Morgan Stanley: Fed Policy Unlikely to Shift Soon, Balance Sheet Reduction at Earliest in 2025

Deep News09:14

The impending change in Federal Reserve leadership is unlikely to alter the course of monetary policy in the near term.

Morgan Stanley's Chief Economist, Seth Carpenter, recently stated that despite the approaching end of Powell's term as Chair and the nomination of Warsh as a potential successor, the Fed's policy reaction function will not undergo a substantive shift. Last week's FOMC meeting maintained the status quo on policy, with two dissenting votes favoring a rate cut highlighting the internal divisions within the committee.

Although Warsh has publicly expressed that the Fed's balance sheet should be reduced, any such change would require building support and consensus within the FOMC, pushing any related decisions into next year. Morgan Stanley maintains its base case expectation of two interest rate cuts in the second half of this year, contingent upon tariff-driven inflation subsiding and a clear re-emergence of the disinflationary trend.

The bank believes the Fed's currently large balance sheet is a decision of the existing FOMC; even if a new Chair desires reduction, it would take time to secure consensus. Market pricing is currently aligned with this base case expectation. However, if the unemployment rate declines further, spending remains robust, and inflation fails to decelerate, the Fed could potentially hold rates steady for the remainder of the year.

The FOMC's voting mechanism inherently limits abrupt policy reversals.

On one hand, monetary policy decisions are made by FOMC vote, not by the Chair alone. Last week's dissenting votes clearly illustrated this point. While the Chair traditionally holds authority to lead the FOMC, any attempt to significantly deviate policy from the committee's standard reaction function would likely face multiple dissenting votes. Morgan Stanley judges that any policy shift would likely deviate by at most around 25 basis points from the FOMC's current framework.

On the other hand, none of the candidates previously listed by the White House hold particularly divergent views on monetary policy from the mainstream, as evidenced by their public statements. Furthermore, the Powell-led Fed's reaction function during this unusual economic period has not been static itself; in the second half of last year, the policy focus shifted from concern over excessively high inflation to "insurance cuts" based on weak employment growth.

The productivity narrative could emerge as a critical variable.

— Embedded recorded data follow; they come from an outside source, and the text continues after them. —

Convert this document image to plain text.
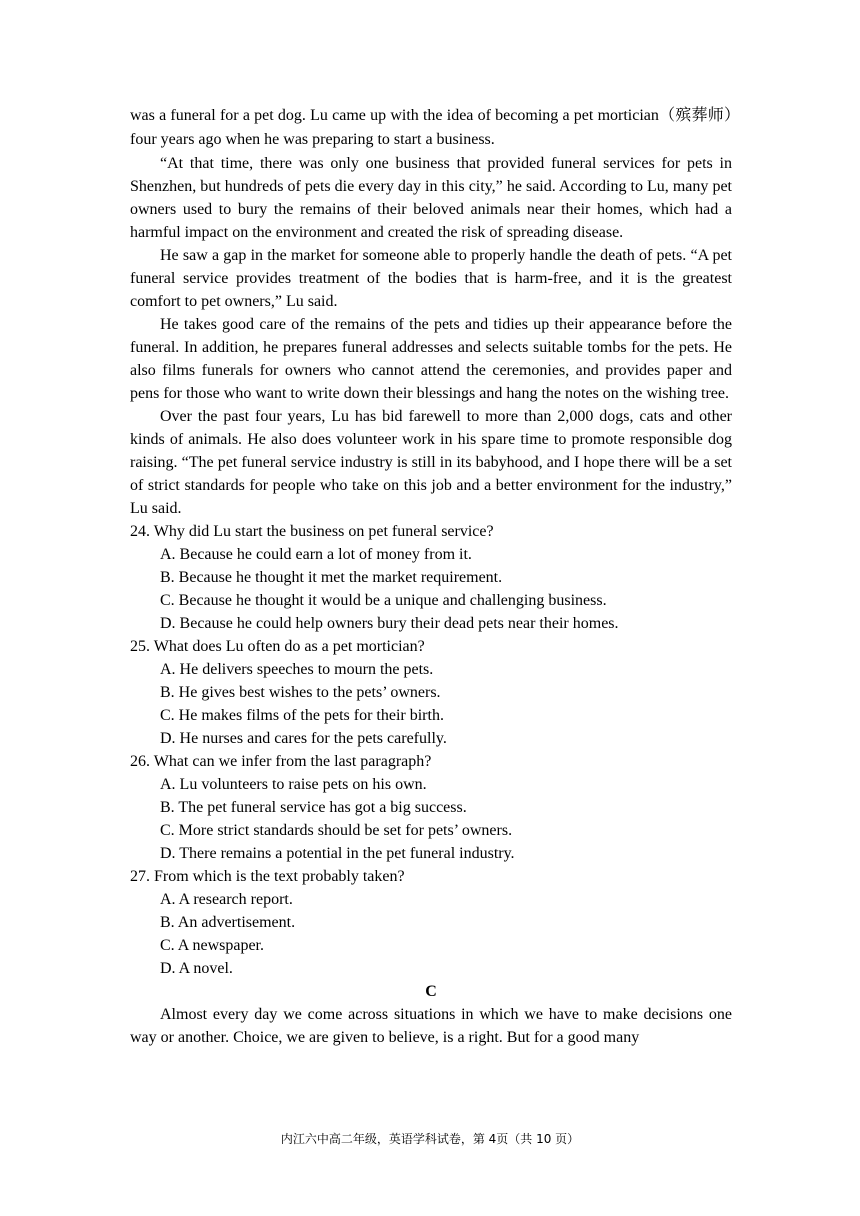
was a funeral for a pet dog. Lu came up with the idea of becoming a pet mortician（殡葬师）four years ago when he was preparing to start a business.

“At that time, there was only one business that provided funeral services for pets in Shenzhen, but hundreds of pets die every day in this city,” he said. According to Lu, many pet owners used to bury the remains of their beloved animals near their homes, which had a harmful impact on the environment and created the risk of spreading disease.

He saw a gap in the market for someone able to properly handle the death of pets. “A pet funeral service provides treatment of the bodies that is harm-free, and it is the greatest comfort to pet owners,” Lu said.

He takes good care of the remains of the pets and tidies up their appearance before the funeral. In addition, he prepares funeral addresses and selects suitable tombs for the pets. He also films funerals for owners who cannot attend the ceremonies, and provides paper and pens for those who want to write down their blessings and hang the notes on the wishing tree.

Over the past four years, Lu has bid farewell to more than 2,000 dogs, cats and other kinds of animals. He also does volunteer work in his spare time to promote responsible dog raising. “The pet funeral service industry is still in its babyhood, and I hope there will be a set of strict standards for people who take on this job and a better environment for the industry,” Lu said.

24. Why did Lu start the business on pet funeral service?

A. Because he could earn a lot of money from it.

B. Because he thought it met the market requirement.

C. Because he thought it would be a unique and challenging business.

D. Because he could help owners bury their dead pets near their homes.

25. What does Lu often do as a pet mortician?

A. He delivers speeches to mourn the pets.

B. He gives best wishes to the pets’ owners.

C. He makes films of the pets for their birth.

D. He nurses and cares for the pets carefully.

26. What can we infer from the last paragraph?

A. Lu volunteers to raise pets on his own.

B. The pet funeral service has got a big success.

C. More strict standards should be set for pets’ owners.

D. There remains a potential in the pet funeral industry.

27. From which is the text probably taken?

A. A research report.

B. An advertisement.

C. A newspaper.

D. A novel.

C

Almost every day we come across situations in which we have to make decisions one way or another. Choice, we are given to believe, is a right. But for a good many

内江六中高二年级，英语学科试卷，第 4页（共 10 页）
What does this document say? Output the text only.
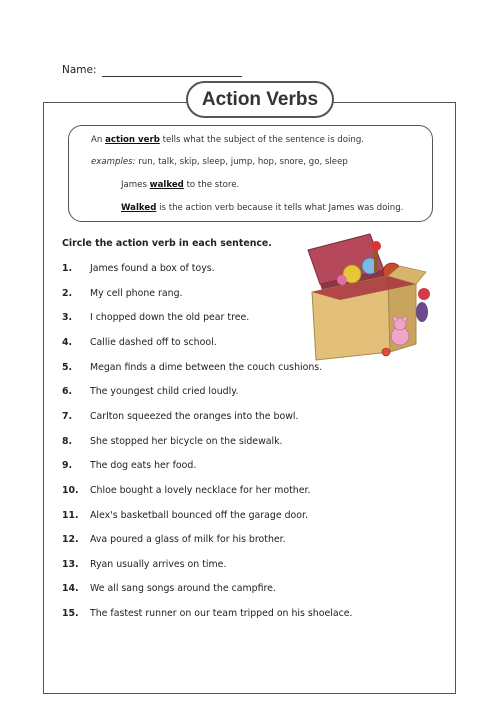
Name:
Action Verbs
An action verb tells what the subject of the sentence is doing.
examples: run, talk, skip, sleep, jump, hop, snore, go, sleep
James walked to the store.
Walked is the action verb because it tells what James was doing.
Circle the action verb in each sentence.
1. James found a box of toys.
2. My cell phone rang.
3. I chopped down the old pear tree.
4. Callie dashed off to school.
5. Megan finds a dime between the couch cushions.
6. The youngest child cried loudly.
7. Carlton squeezed the oranges into the bowl.
8. She stopped her bicycle on the sidewalk.
9. The dog eats her food.
10. Chloe bought a lovely necklace for her mother.
11. Alex's basketball bounced off the garage door.
12. Ava poured a glass of milk for his brother.
13. Ryan usually arrives on time.
14. We all sang songs around the campfire.
15. The fastest runner on our team tripped on his shoelace.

Interpreting the economic implications of low unemployment, high inflation, and strong growth requires a clear judgment on productivity. Powell, in a recent press conference, indicated the FOMC sees some cyclical improvement in productivity but has not attributed it to artificial intelligence. Productivity will be a key argument for persuading the FOMC to cut rates amidst robust economic growth. Former Chairman Alan Greenspan successfully used this argument in the mid-to-late 1990s to justify holding rates steady despite accelerating growth and falling unemployment.

However, inflation remains elevated, and the overall tone from last week's Fed meeting communicated a view of solid economic activity. Against a backdrop of five consecutive years of inflation above target and a labor market that may be starting to improve, the base case for further rate cuts is not a certainty. Morgan Stanley's constructive growth outlook, particularly for the second half, presents a certain contradiction with additional easing, but the bank assumes that disinflation will ultimately prevail.

Should the unemployment rate fall further, business and consumer spending maintain their current strength, and inflation fail to decelerate after this quarter, even a Powell-led Fed would certainly question the value of further accommodation. Such a data combination would raise questions about the level of the neutral rate and whether it has already been reached. Regardless of any leadership change, strong spending coupled with persistent inflation and low unemployment could lead the FOMC to remain on hold for the rest of the year.